Он написал дополнительный эпизод - для "Конюшни". Уже снималась, и никто его не просил, и никому не показал, а положил в стол - чтобы было наготове. Корреспонденту предлагают поехать со сборной в турне по Европе. Он в воодушевлении, все документы собраны, характеристики подписаны, приносит начальнику команды, который не что иное как представитель Комитета и не очень это и скрывает. Он просит корреспондента подписать бумагу о согласии во время поездки наблюдать за игроками и информировать об их моральном духе. Корреспондент, сперва с помощью демагогических уловок ("да я в таких делах лопух", "не по моим силам ответственность"), потом решительно отказывается. Тем не менее в турне его берут. Но по возвращении вызывают на Лубянку и угрожают, если он не пойдет на сотрудничество сейчас, пустить слух, основательно и убедительно разработанный, о его уже состоявшемся доносительстве как цене выезда за границу. На это он показывает сделанное непосредственно после тогдашнего разговора с начальником команды описание неудавшейся его вербовки и намекает о возможной, от него не зависящей утечке этих сведений в самиздат. Ему открыто говорят: вы понимаете, что мы можем вас и ликвидировать? Он достает из внутреннего кармана еще одну страничку предупреждение, что любой несчастный случай, который с ним произойдет, следует расценивать как расправу за отказ стать осведомителем. С припиской от руки: "Опубликовать в случае смерти или исчезновения". Прибавляет: а это, я уверен, уже находится - тоже, естественно, без моего ведома - в тамиздате, а они, я слышал, хранят такие вещи надежно.

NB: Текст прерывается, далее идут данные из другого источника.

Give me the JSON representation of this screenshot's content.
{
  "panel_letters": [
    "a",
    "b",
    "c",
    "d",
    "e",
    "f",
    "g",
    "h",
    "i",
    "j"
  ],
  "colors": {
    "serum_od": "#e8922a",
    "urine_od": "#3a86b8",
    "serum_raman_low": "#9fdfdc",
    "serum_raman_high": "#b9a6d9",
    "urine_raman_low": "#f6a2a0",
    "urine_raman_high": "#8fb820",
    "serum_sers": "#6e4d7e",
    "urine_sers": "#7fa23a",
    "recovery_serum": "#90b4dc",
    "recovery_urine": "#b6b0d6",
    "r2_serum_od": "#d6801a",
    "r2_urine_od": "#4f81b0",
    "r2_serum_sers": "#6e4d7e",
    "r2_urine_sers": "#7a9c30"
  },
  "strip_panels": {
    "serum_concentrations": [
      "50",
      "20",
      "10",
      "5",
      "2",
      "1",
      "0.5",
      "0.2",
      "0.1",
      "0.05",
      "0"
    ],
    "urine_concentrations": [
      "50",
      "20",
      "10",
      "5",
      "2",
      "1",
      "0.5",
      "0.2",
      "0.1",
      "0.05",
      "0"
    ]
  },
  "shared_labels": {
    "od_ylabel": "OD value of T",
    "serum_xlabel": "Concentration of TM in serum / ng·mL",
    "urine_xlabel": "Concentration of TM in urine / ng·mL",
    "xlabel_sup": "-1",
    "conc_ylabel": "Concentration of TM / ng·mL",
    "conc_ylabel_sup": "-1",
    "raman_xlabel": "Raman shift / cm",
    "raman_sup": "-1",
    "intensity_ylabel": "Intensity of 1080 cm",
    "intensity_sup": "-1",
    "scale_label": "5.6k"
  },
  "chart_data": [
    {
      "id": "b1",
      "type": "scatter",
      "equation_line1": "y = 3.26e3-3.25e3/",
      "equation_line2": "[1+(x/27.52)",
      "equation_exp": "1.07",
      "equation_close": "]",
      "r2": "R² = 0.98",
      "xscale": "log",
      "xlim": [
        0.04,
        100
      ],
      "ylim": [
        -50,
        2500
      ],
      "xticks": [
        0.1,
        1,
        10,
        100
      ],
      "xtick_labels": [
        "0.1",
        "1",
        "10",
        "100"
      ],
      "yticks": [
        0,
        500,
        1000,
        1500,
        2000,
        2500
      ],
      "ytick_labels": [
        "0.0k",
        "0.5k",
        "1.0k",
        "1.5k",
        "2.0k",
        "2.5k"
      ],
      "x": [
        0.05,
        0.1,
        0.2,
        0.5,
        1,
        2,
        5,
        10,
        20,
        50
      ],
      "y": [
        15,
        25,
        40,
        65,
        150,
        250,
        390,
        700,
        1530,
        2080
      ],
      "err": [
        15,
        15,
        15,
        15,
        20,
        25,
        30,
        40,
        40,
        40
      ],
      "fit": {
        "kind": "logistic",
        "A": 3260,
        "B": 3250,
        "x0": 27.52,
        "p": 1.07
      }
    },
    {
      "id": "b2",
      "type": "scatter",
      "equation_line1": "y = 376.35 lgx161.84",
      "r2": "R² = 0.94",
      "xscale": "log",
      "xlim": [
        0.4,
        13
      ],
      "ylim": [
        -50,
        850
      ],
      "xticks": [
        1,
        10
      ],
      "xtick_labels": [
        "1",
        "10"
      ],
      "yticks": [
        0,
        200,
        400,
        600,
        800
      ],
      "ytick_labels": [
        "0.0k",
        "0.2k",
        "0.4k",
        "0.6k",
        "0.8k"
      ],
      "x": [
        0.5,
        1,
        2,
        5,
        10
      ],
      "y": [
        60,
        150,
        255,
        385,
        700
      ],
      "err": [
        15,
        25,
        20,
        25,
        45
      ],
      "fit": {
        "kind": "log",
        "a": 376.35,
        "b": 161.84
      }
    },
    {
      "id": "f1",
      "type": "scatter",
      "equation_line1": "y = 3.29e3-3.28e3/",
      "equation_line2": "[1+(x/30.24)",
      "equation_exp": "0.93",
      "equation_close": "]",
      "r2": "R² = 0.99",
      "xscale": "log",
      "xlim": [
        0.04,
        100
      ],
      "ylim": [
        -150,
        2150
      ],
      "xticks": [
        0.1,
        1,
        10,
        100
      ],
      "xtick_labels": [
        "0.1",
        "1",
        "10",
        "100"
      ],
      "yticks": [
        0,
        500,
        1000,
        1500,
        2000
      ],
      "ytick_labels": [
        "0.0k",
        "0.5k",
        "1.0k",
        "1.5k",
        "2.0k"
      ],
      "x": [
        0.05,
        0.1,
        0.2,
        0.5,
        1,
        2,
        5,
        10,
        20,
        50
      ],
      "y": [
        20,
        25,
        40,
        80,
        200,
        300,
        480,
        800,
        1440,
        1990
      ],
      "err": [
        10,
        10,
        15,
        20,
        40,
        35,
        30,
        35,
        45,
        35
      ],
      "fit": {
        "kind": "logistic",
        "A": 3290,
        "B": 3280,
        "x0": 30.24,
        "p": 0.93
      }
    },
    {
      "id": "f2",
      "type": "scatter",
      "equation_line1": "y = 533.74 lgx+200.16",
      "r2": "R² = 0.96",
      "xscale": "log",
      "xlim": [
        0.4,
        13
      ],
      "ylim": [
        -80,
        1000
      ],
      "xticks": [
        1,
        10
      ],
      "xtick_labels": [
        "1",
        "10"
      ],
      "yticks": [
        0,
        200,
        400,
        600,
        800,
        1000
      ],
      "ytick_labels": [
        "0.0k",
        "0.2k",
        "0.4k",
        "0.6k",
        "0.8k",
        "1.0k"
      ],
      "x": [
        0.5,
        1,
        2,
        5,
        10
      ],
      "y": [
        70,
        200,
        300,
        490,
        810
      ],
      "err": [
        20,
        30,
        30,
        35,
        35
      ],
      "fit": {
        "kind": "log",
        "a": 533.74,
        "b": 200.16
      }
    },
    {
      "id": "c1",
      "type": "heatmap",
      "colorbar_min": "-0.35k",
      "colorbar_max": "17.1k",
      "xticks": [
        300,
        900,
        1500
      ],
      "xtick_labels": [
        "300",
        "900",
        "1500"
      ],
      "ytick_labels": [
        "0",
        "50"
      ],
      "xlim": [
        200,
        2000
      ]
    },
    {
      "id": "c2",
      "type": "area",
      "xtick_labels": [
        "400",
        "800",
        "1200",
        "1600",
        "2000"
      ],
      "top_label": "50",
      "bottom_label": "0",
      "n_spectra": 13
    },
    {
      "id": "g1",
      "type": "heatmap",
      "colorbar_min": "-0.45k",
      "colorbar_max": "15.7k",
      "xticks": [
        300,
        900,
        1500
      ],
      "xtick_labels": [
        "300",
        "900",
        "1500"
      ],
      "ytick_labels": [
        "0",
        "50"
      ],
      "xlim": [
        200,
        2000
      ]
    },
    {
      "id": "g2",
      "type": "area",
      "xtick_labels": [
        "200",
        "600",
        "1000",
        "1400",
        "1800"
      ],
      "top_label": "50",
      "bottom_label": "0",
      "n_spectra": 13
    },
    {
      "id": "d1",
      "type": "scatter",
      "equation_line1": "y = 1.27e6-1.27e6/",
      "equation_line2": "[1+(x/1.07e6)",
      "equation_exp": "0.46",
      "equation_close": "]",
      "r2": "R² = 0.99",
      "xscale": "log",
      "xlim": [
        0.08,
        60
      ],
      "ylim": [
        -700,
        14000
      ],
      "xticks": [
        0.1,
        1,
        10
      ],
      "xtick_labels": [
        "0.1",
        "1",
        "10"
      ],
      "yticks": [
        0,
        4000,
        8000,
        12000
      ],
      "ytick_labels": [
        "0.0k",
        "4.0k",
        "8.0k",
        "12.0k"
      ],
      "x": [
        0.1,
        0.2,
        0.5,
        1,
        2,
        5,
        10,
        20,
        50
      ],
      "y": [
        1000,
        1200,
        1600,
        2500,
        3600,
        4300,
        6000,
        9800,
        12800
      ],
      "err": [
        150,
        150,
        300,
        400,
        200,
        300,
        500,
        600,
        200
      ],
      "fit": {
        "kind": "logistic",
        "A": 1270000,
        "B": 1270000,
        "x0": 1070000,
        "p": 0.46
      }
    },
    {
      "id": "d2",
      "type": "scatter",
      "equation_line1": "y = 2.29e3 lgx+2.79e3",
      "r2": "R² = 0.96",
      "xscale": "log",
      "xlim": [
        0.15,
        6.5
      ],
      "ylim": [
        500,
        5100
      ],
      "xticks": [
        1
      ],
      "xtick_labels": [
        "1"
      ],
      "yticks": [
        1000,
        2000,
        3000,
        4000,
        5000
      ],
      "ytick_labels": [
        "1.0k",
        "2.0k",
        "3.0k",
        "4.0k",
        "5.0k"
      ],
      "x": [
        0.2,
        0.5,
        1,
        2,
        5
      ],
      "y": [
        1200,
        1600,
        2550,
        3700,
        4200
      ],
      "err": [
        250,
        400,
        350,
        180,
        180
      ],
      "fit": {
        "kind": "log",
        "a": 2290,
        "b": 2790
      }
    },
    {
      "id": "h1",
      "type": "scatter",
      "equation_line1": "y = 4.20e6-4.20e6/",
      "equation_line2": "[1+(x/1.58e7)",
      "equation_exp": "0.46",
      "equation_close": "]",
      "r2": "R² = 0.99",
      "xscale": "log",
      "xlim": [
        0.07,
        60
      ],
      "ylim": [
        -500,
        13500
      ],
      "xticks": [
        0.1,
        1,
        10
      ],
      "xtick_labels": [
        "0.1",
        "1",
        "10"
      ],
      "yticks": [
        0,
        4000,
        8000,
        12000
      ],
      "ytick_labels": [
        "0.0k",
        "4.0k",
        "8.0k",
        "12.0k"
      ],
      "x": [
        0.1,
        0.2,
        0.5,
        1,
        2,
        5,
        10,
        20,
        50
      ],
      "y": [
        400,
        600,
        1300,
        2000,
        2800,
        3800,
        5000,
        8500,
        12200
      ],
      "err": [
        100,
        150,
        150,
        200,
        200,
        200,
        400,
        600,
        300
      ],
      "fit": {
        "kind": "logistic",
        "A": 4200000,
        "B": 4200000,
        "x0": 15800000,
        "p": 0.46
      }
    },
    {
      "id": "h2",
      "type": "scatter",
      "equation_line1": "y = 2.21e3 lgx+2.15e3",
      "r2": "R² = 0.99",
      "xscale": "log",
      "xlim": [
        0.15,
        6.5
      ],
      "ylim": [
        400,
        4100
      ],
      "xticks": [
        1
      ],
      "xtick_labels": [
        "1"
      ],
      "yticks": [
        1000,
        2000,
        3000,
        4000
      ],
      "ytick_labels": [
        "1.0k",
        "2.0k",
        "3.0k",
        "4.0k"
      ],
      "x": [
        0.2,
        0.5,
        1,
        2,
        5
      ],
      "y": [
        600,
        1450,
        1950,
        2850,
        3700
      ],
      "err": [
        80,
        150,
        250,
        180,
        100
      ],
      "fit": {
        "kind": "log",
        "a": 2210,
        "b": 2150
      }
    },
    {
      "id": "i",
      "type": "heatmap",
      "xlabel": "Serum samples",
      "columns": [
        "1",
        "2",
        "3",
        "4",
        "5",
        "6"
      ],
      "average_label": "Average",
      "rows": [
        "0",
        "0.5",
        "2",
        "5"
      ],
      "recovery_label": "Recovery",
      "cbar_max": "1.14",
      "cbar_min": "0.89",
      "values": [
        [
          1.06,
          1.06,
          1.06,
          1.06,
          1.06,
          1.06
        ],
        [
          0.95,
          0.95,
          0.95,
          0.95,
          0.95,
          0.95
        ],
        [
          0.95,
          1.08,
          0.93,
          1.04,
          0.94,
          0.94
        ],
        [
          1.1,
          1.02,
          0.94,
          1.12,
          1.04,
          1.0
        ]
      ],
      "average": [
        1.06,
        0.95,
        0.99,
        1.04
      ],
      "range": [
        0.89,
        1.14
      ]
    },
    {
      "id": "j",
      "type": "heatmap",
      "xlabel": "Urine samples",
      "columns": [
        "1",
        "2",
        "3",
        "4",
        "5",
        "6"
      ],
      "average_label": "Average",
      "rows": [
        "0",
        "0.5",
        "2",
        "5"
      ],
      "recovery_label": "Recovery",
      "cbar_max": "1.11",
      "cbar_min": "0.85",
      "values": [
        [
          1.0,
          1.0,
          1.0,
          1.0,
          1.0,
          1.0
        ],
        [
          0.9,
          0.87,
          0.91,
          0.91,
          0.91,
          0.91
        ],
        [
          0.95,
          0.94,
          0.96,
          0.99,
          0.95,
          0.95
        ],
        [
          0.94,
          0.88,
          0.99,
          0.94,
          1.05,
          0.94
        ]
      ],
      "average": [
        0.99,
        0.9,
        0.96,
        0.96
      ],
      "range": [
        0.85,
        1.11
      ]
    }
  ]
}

Эпизод выглядел не очень правдоподобно, но в случае шантажа со стороны Дрягина и тех, кто за ним, мог быть им предъявлен и, по замыслу Каблукова, должен был показать, что у него есть неплохая контригра. Никаких признаков, однако, такого рода намерений с их стороны не было. Скорей с его были признаки перегревшегося воображения. Не то научно-фантастическое, не то учебное кино на материале "Хроники текущих событий": как обезопаситься от дезинформации органов. Теперь, когда он держал это в ящике стола, на душе было еще более скверно. Его кислое настроение и беспокойство передавалось Тоне. Ему в голову приходили образы вроде: он еще ухаживает за Тоней, как до женитьбы, они все время гуляют, он ступает в жижу и, хотя оттирает башмак об траву и носовым платком, который потом выбросывает в урну, и газетой, которую из нее вынимает, ощущение замаранности и запаха преследует. Вполне вероятно, его одного, Тоня этого не замечает, но ухаживать в таком состоянии невозможно, и это в нем она замечает. Или: они вместе попадают в эту жижу, проваливаются, как тогда на стройке кооператива в Измайлове, и гадко на душе, как тогда, и, как тогда, вина его.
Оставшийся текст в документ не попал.